The one week suspension New Zealand’s Adam Thomson received as punishment for dancing a tap-dance on the head of Scotland’s Alasdair Strokosch, makes a mockery of any rules the IRB wishes to enforce. Yet another shining example of how New Zealand rugby players are measured by completely different standards than the rest of the rugby word.
Over the years we have had too many incidences of All Black players being treated like royalty and the All Blacks being regarded as above the normal rules that governs the rest of the rugby world. This is just one of a long list of All Black players that gets away with gross miss-conduct with a slight reprimand as punishment, while other players, from the rest of the rugby world, can suffer career ending banning and sanctions for similar offences. This disgraceful conduct by the IRB the same weekend that Australia’s Rob Simmons received a eight week ban for spear tackling Franc’s Yannick Nyanga. Who will forget Brad Thorn's season ending, and nearly career ending, spear-tackle on John Smit in 2008. What did Thorn get? A one week suspension. Sounds familiar?
Then you have people like Bakkies Botha and Schalk Burger that just have to give an opponent an ugly look and the citing officers and disciplinary committee members pee in their pants. What about poor Eliota Fuimaono-Sapolu from Samoa that was slapped with a three week ban for sending around “nasty” Twitter messages about Owen Farrel? He should have kick Farrel in the head, that would have given him a lighter punishment according to this ruling.
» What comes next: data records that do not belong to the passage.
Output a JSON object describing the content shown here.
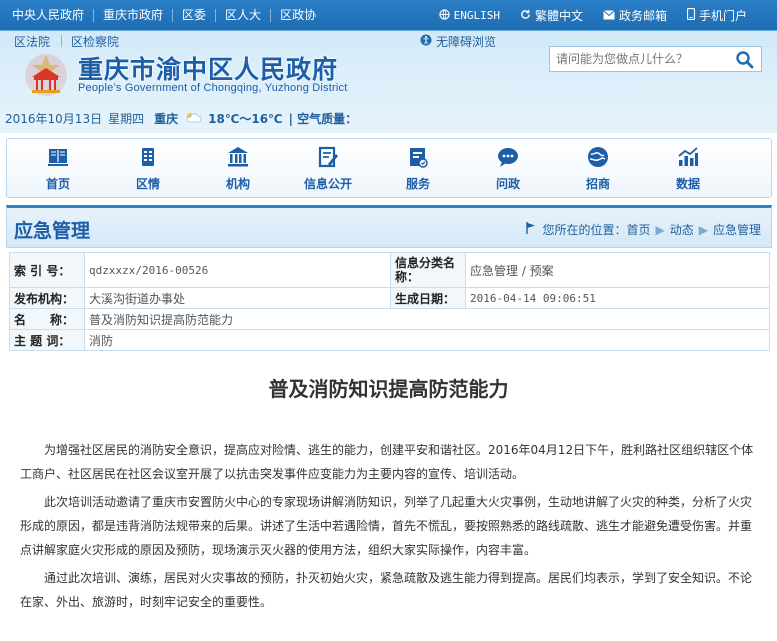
{
  "topbar": {
    "links": [
      "中央人民政府",
      "重庆市政府",
      "区委",
      "区人大",
      "区政协"
    ],
    "tools": [
      {
        "icon": "globe-icon",
        "label": "ENGLISH"
      },
      {
        "icon": "refresh-icon",
        "label": "繁體中文"
      },
      {
        "icon": "mail-icon",
        "label": "政务邮箱"
      },
      {
        "icon": "phone-icon",
        "label": "手机门户"
      }
    ]
  },
  "secondrow": {
    "links": [
      "区法院",
      "区检察院"
    ],
    "accessibility": "无障碍浏览"
  },
  "site": {
    "title": "重庆市渝中区人民政府",
    "subtitle": "People’s Government of Chongqing, Yuzhong District"
  },
  "search": {
    "placeholder": "请问能为您做点儿什么？"
  },
  "weather": {
    "date": "2016年10月13日",
    "weekday": "星期四",
    "city": "重庆",
    "temp": "18℃～16℃",
    "air": "| 空气质量："
  },
  "nav": {
    "items": [
      {
        "icon": "home-icon",
        "label": "首页"
      },
      {
        "icon": "district-icon",
        "label": "区情"
      },
      {
        "icon": "institution-icon",
        "label": "机构"
      },
      {
        "icon": "document-icon",
        "label": "信息公开"
      },
      {
        "icon": "service-icon",
        "label": "服务"
      },
      {
        "icon": "chat-icon",
        "label": "问政"
      },
      {
        "icon": "invest-icon",
        "label": "招商"
      },
      {
        "icon": "data-icon",
        "label": "数据"
      }
    ]
  },
  "section": {
    "title": "应急管理",
    "breadcrumb_prefix": "您所在的位置：",
    "breadcrumb": [
      "首页",
      "动态",
      "应急管理"
    ]
  },
  "info": {
    "index_key": "索 引 号：",
    "index_val": "qdzxxzx/2016-00526",
    "category_key": "信息分类名称：",
    "category_val": "应急管理 / 预案",
    "org_key": "发布机构：",
    "org_val": "大溪沟街道办事处",
    "date_key": "生成日期：",
    "date_val": "2016-04-14 09:06:51",
    "name_key": "名　　称：",
    "name_val": "普及消防知识提高防范能力",
    "topic_key": "主 题 词：",
    "topic_val": "消防"
  },
  "article": {
    "title": "普及消防知识提高防范能力",
    "paragraphs": [
      "为增强社区居民的消防安全意识，提高应对险情、逃生的能力，创建平安和谐社区。2016年04月12日下午，胜利路社区组织辖区个体工商户、社区居民在社区会议室开展了以抗击突发事件应变能力为主要内容的宣传、培训活动。",
      "此次培训活动邀请了重庆市安置防火中心的专家现场讲解消防知识，列举了几起重大火灾事例，生动地讲解了火灾的种类，分析了火灾形成的原因，都是违背消防法规带来的后果。讲述了生活中若遇险情，首先不慌乱，要按照熟悉的路线疏散、逃生才能避免遭受伤害。并重点讲解家庭火灾形成的原因及预防，现场演示灭火器的使用方法，组织大家实际操作，内容丰富。",
      "通过此次培训、演练，居民对火灾事故的预防，扑灭初始火灾，紧急疏散及逃生能力得到提高。居民们均表示，学到了安全知识。不论在家、外出、旅游时，时刻牢记安全的重要性。"
    ]
  },
  "colors": {
    "topbar": "#1f6db3",
    "brand": "#1d5ea8",
    "section_border": "#2f84c9"
  }
}
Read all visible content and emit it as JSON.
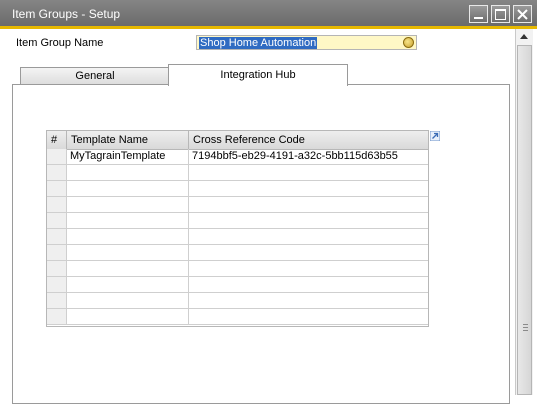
{
  "window": {
    "title": "Item Groups - Setup"
  },
  "form": {
    "item_group_name_label": "Item Group Name",
    "item_group_name_value": "Shop Home Automation"
  },
  "tabs": [
    {
      "label": "General",
      "active": false
    },
    {
      "label": "Integration Hub",
      "active": true
    }
  ],
  "grid": {
    "columns": [
      "#",
      "Template Name",
      "Cross Reference Code"
    ],
    "rows": [
      {
        "num": "",
        "template": "MyTagrainTemplate",
        "xref": "7194bbf5-eb29-4191-a32c-5bb115d63b55"
      },
      {
        "num": "",
        "template": "",
        "xref": ""
      },
      {
        "num": "",
        "template": "",
        "xref": ""
      },
      {
        "num": "",
        "template": "",
        "xref": ""
      },
      {
        "num": "",
        "template": "",
        "xref": ""
      },
      {
        "num": "",
        "template": "",
        "xref": ""
      },
      {
        "num": "",
        "template": "",
        "xref": ""
      },
      {
        "num": "",
        "template": "",
        "xref": ""
      },
      {
        "num": "",
        "template": "",
        "xref": ""
      },
      {
        "num": "",
        "template": "",
        "xref": ""
      },
      {
        "num": "",
        "template": "",
        "xref": ""
      }
    ]
  },
  "icons": {
    "link": "link-arrow-icon",
    "expand": "expand-arrow-icon"
  },
  "colors": {
    "title_bar": "#6b6b6b",
    "title_accent": "#e6b800",
    "field_background": "#fff8c6",
    "selection": "#2f6bc2"
  }
}
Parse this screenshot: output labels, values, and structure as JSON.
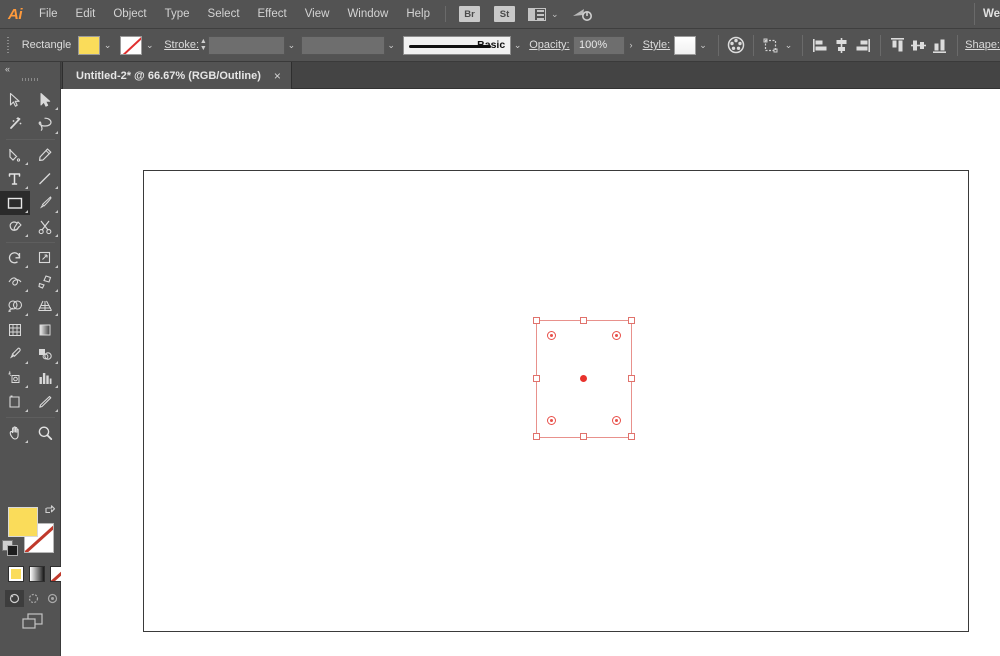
{
  "app": {
    "name": "Adobe Illustrator",
    "logo_text": "Ai",
    "accent_color": "#ff9a3c",
    "ui_background": "#535353",
    "canvas_background": "#ffffff"
  },
  "menubar": {
    "items": [
      {
        "label": "File"
      },
      {
        "label": "Edit"
      },
      {
        "label": "Object"
      },
      {
        "label": "Type"
      },
      {
        "label": "Select"
      },
      {
        "label": "Effect"
      },
      {
        "label": "View"
      },
      {
        "label": "Window"
      },
      {
        "label": "Help"
      }
    ],
    "bridge_badge": "Br",
    "stock_badge": "St",
    "arrange_documents_icon": "arrange-documents-icon",
    "arrange_chevron": "⌄",
    "sync_icon": "cloud-sync-icon",
    "workspace_label": "We"
  },
  "controlbar": {
    "object_type": "Rectangle",
    "fill_color": "#fadc5a",
    "fill_dropdown_chevron": "⌄",
    "stroke_color_label": "none",
    "stroke_dropdown_chevron": "⌄",
    "stroke_label": "Stroke:",
    "stroke_weight": "",
    "stroke_weight_dropdown_chevron": "⌄",
    "stroke_profile": "",
    "stroke_profile_chevron": "⌄",
    "brush_definition": "Basic",
    "brush_chevron": "⌄",
    "opacity_label": "Opacity:",
    "opacity_value": "100%",
    "opacity_more": "›",
    "style_label": "Style:",
    "style_color": "#ffffff",
    "style_chevron": "⌄",
    "recolor_icon": "recolor-artwork-icon",
    "transform_icon": "transform-icon",
    "transform_chevron": "⌄",
    "align_left_icon": "align-left-icon",
    "align_center_h_icon": "align-center-horizontal-icon",
    "align_right_icon": "align-right-icon",
    "align_top_icon": "align-top-icon",
    "align_center_v_icon": "align-center-vertical-icon",
    "align_bottom_icon": "align-bottom-icon",
    "shape_label": "Shape:"
  },
  "tabbar": {
    "document_title": "Untitled-2* @ 66.67% (RGB/Outline)",
    "close_glyph": "×"
  },
  "toolbar": {
    "collapse_glyph": "«",
    "tools": [
      {
        "name": "selection-tool",
        "label": "Selection"
      },
      {
        "name": "direct-selection-tool",
        "label": "Direct Selection"
      },
      {
        "name": "magic-wand-tool",
        "label": "Magic Wand"
      },
      {
        "name": "lasso-tool",
        "label": "Lasso"
      },
      {
        "name": "pen-tool",
        "label": "Pen"
      },
      {
        "name": "curvature-tool",
        "label": "Curvature"
      },
      {
        "name": "type-tool",
        "label": "Type"
      },
      {
        "name": "line-segment-tool",
        "label": "Line Segment"
      },
      {
        "name": "rectangle-tool",
        "label": "Rectangle",
        "active": true
      },
      {
        "name": "paintbrush-tool",
        "label": "Paintbrush"
      },
      {
        "name": "shaper-tool",
        "label": "Shaper"
      },
      {
        "name": "scissors-tool",
        "label": "Scissors"
      },
      {
        "name": "rotate-tool",
        "label": "Rotate"
      },
      {
        "name": "scale-tool",
        "label": "Scale"
      },
      {
        "name": "width-tool",
        "label": "Width"
      },
      {
        "name": "free-transform-tool",
        "label": "Free Transform"
      },
      {
        "name": "shape-builder-tool",
        "label": "Shape Builder"
      },
      {
        "name": "perspective-grid-tool",
        "label": "Perspective Grid"
      },
      {
        "name": "mesh-tool",
        "label": "Mesh"
      },
      {
        "name": "gradient-tool",
        "label": "Gradient"
      },
      {
        "name": "eyedropper-tool",
        "label": "Eyedropper"
      },
      {
        "name": "blend-tool",
        "label": "Blend"
      },
      {
        "name": "symbol-sprayer-tool",
        "label": "Symbol Sprayer"
      },
      {
        "name": "column-graph-tool",
        "label": "Column Graph"
      },
      {
        "name": "artboard-tool",
        "label": "Artboard"
      },
      {
        "name": "slice-tool",
        "label": "Slice"
      },
      {
        "name": "hand-tool",
        "label": "Hand"
      },
      {
        "name": "zoom-tool",
        "label": "Zoom"
      }
    ],
    "fill_color": "#fadc5a",
    "stroke_color": "none",
    "swap_icon": "swap-fill-stroke-icon",
    "default_colors_icon": "default-fill-stroke-icon",
    "color_mode": "color",
    "gradient_mode": "gradient",
    "none_mode": "none",
    "draw_normal_icon": "draw-normal-icon",
    "draw_behind_icon": "draw-behind-icon",
    "draw_inside_icon": "draw-inside-icon",
    "screen_mode_icon": "change-screen-mode-icon"
  },
  "canvas": {
    "zoom_level": "66.67%",
    "color_mode": "RGB",
    "view_mode": "Outline",
    "selection": {
      "shape": "rectangle",
      "handle_color": "#e0726c",
      "corner_widget_color": "#e8504a",
      "center_point_color": "#e8322c",
      "outline_color": "#2b2b2b",
      "handles": 8,
      "corner_widgets": 4
    }
  }
}
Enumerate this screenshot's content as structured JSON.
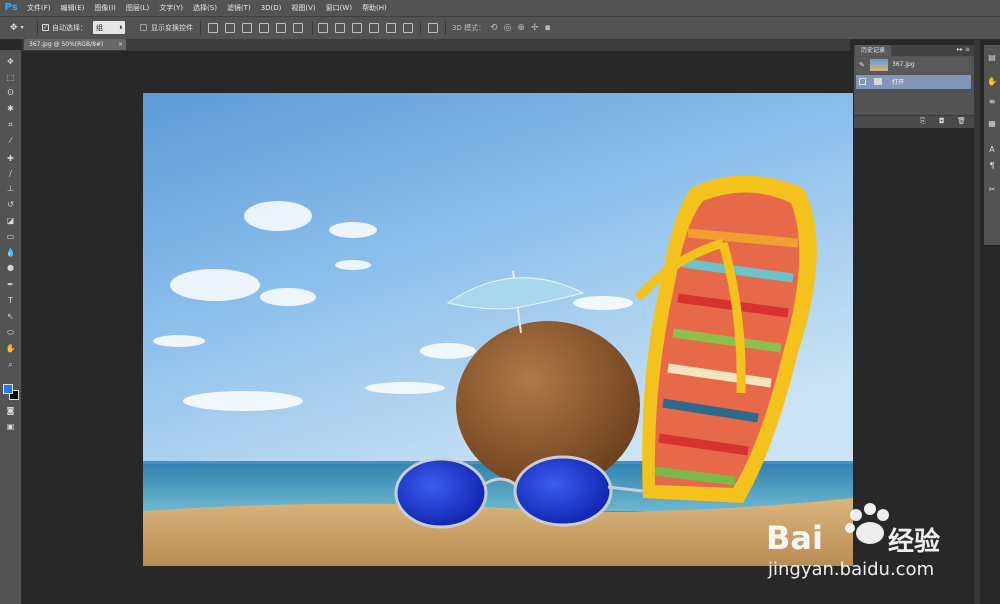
{
  "app": {
    "logo": "Ps"
  },
  "menu": [
    "文件(F)",
    "编辑(E)",
    "图像(I)",
    "图层(L)",
    "文字(Y)",
    "选择(S)",
    "滤镜(T)",
    "3D(D)",
    "视图(V)",
    "窗口(W)",
    "帮助(H)"
  ],
  "options": {
    "auto_select_label": "自动选择：",
    "auto_select_value": "组",
    "show_transform_label": "显示变换控件",
    "mode_3d_label": "3D 模式："
  },
  "document": {
    "tab_title": "367.jpg @ 50%(RGB/8#)",
    "close": "×"
  },
  "colors": {
    "foreground": "#1e7ee6",
    "background": "#000000",
    "accent": "#31a8ff"
  },
  "history_panel": {
    "tab_label": "历史记录",
    "snapshot_name": "367.jpg",
    "items": [
      "打开"
    ]
  },
  "watermark": {
    "brand": "Bai",
    "brand2": "经验",
    "url": "jingyan.baidu.com"
  }
}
This, as well as the IRB’s double standards regarding player eligibilities is now getting to the point of being laughable. New Zeeland rugby troll especially the Pacific islands, but also the other rugby playing countries, and scoop up talented youngsters by the ton load, and miraculously find New Zeeland ancestry for them to make them eligible to wear the Black jersey, at all levels of representative rugby. Thirteen players in the All Blacks last World Cup squad were born outside New Zeeland. Enough said! Yet all other players are bound by certain strictly policed regulations and restrictions in terms of residency and ancestry before they are eligible to play for an adopted. What a joke!
Let us add to this the numerous incidences of favouritism and blatant cheating by New Zeeland referees and the entire debacle becomes rather sick. May I be so bold as to mention Bryce Lawrence and co? Lawrence is regarded as a national treasure in New Zeeland! No wonder, he did ensure a much easier final for his countries team in the last World Cup, by openly and shamelessly shafting our chances. Yet no repercussions from the IRB at all!
If that is how New Zeeland Rugby likes to play, and wishes be regarded as the power-house of world rugby, so be it. We know the truth. They only got there thanks to cheating and velvet glove treatment from the authorities that rule the game.
We all know that if you compete against them, different rules apply, and quietly we will laugh in our sleeves at the poor little sissy-boys that cannot play according to the normal rules, and most receive “special” treatment. Every school play ground and every family has got one of these. If we don’t compensate the standard of the game for them, they go crying in mommy’s apron. Shame!